Un exemple : la caractérisation de l’époque contemporaine (« le discours occidental ») à partir d’un système d’hypothèses, qui ne sont pas toutes évidentes : la science mathématisée, la transformation de la science en théorie de la technique, l’instrumentalisation de la science par la technique, l’autonomisation de la politique à l’égard des morales et des religions, l’articulation des libertés individuelles et des libertés publiques… A cette aune, les « valeurs occidentales dérivent de ces hypothèses ; elles ne sont pas premières, mais secondes… ».

Occasion de repenser le statut de valeurs réputées fondamentales, et questionner la volonté de les rendre universalisables. 

Qu’on se porte, cette fois, plus avant dans l’ouvrage (pp 86 sq.), pour un éclairage de la position de l’Eglise. Merveille ! Celle-ci s’avère n’avoir plus rien à faire de la religion chrétienne. « Je ne parle pas de la religion chrétienne, mais de l’Eglise catholique, ce n’est pas du tout la même chose. L’Eglise s’est effectivement installée dans les droits de l’homme après avoir soutenu, tout au long du dix-neuvième qu’ils relevaient du délire. Il y allait de sa survie… » … « En vérité, cela fait longtemps que l’Eglise catholique a abandonné la religion chrétienne à son sort ». Elle s’intéresse moins aux fidèles qu’à ceux qu’il faudrait gagner. La raison ? L’adhésion - certes tardive - aux droits de l’homme ne va pas nécessairement dans le sens des dogmes fondamentaux du christianisme (le péché originel, la rédemption,), ni avec ses commandements premiers (l’amour de Dieu et du prochain). Le reste tient à l’histoire récente. Au sortir de la seconde guerre, l’Eglise avait à choisir son camp entre deux grandes puissances, l’URSS et les Etats Unis, l’une athée et l’autre protestante…

« Français, encore un effort si vous voulez … »

Que l’on prenne l’affaiblissement des corps intermédiaires, les impasses de la construction européenne et ses effets sur l’Etat-nation France, la perte en chemin du projet français d’une Europe des Nations, ou que l’on déplore l’absence d’une vie intellectuelle, on ne lira pas dans ces conversations une variante du discours qui annonce ou déplore je ne sais quel "déclin". On retiendra plutôt le tracé d’un faisceau de faits convergents qui témoignent d’un abandon progressif de la forme républicaine du gouvernement et du modèle français de la République. C’est comme si, en sourdine, une voix répétait, tout du long de ces considérations: « Français, encore un effort si vous voulez … rester républicains ».
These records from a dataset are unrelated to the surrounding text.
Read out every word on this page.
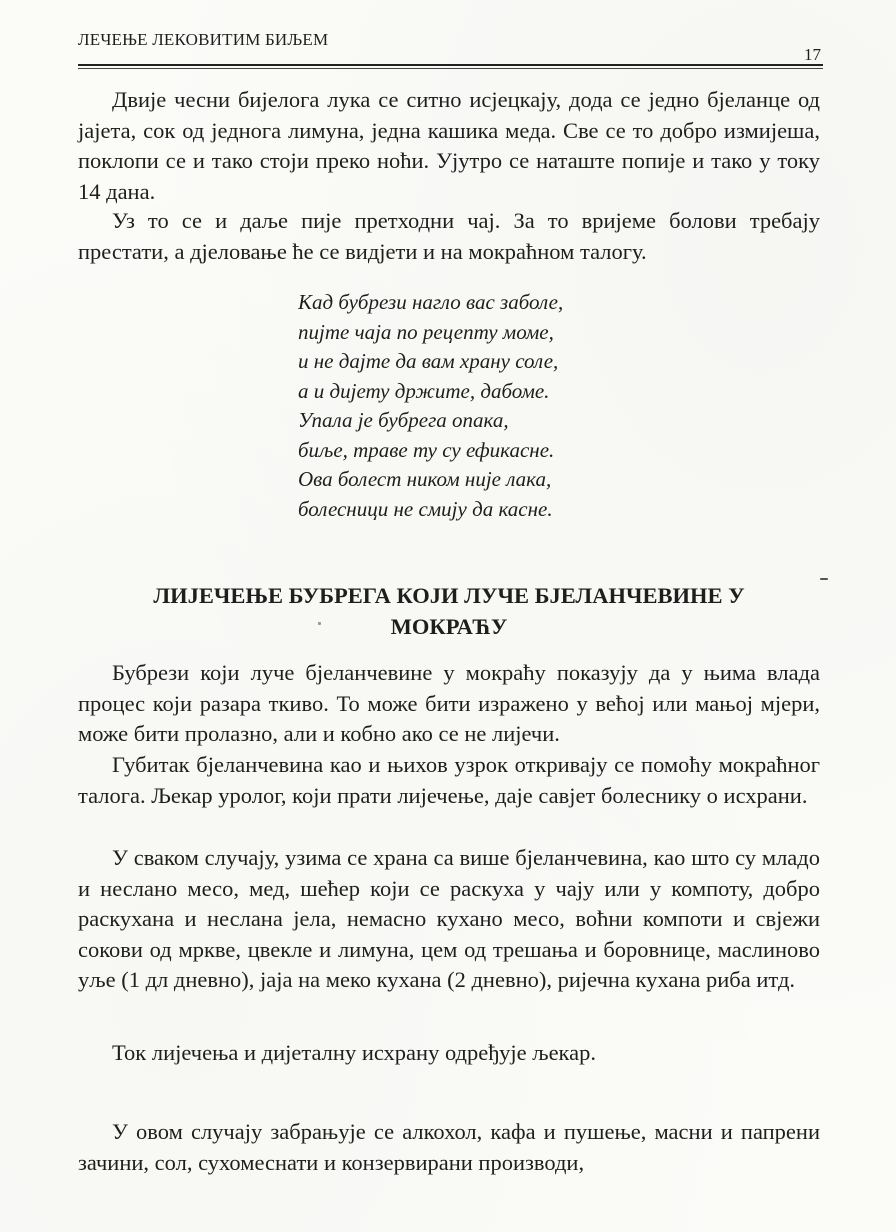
ЛЕЧЕЊЕ ЛЕКОВИТИМ БИЉЕМ
17

Двије чесни бијелога лука се ситно исјецкају, дода се једно бјеланце од јајета, сок од једнога лимуна, једна кашика меда. Све се то добро измијеша, поклопи се и тако стоји преко ноћи. Ујутро се наташте попије и тако у току 14 дана.

Уз то се и даље пије претходни чај. За то вријеме болови требају престати, а дјеловање ће се видјети и на мокраћном талогу.

Кад бубрези нагло вас заболе,
пијте чаја по рецепту моме,
и не дајте да вам храну соле,
а и дијету држите, дабоме.
Упала је бубрега опака,
биље, траве ту су ефикасне.
Ова болест ником није лака,
болесници не смију да касне.
ЛИЈЕЧЕЊЕ БУБРЕГА КОЈИ ЛУЧЕ БЈЕЛАНЧЕВИНЕ У
МОКРАЋУ

Бубрези који луче бјеланчевине у мокраћу показују да у њима влада процес који разара ткиво. То може бити изражено у већој или мањој мјери, може бити пролазно, али и кобно ако се не лијечи.

Губитак бјеланчевина као и њихов узрок откривају се помоћу мокраћног талога. Љекар уролог, који прати лијечење, даје савјет болеснику о исхрани.

У сваком случају, узима се храна са више бјеланчевина, као што су младо и неслано месо, мед, шећер који се раскуха у чају или у компоту, добро раскухана и неслана јела, немасно кухано месо, воћни компоти и свјежи сокови од мркве, цвекле и лимуна, цем од трешања и боровнице, маслиново уље (1 дл дневно), јаја на меко кухана (2 дневно), ријечна кухана риба итд.

Ток лијечења и дијеталну исхрану одређује љекар.

У овом случају забрањује се алкохол, кафа и пушење, масни и папрени зачини, сол, сухомеснати и конзервирани производи,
Il m’eût fallu dire encore le plaisir – toujours renouvelé avec les travaux de J.-C. Milner - à lire une pensée soutenue, où il est tout à la fois requis que toute chose soit élevée à la dignité d’un objet de pensée et que tout objet soit pensé avec une égale exigence de rigueur, qu’il s’agisse d’épistémologie, de linguistique ou de politique.

* Jean-Claude Milner, Considérations sur la France, Editions du Cerf, 2017, 192 p.

 


Jean-Claude Milner, Considérations sur la France, Editions du Cerf, 2017, 192 p.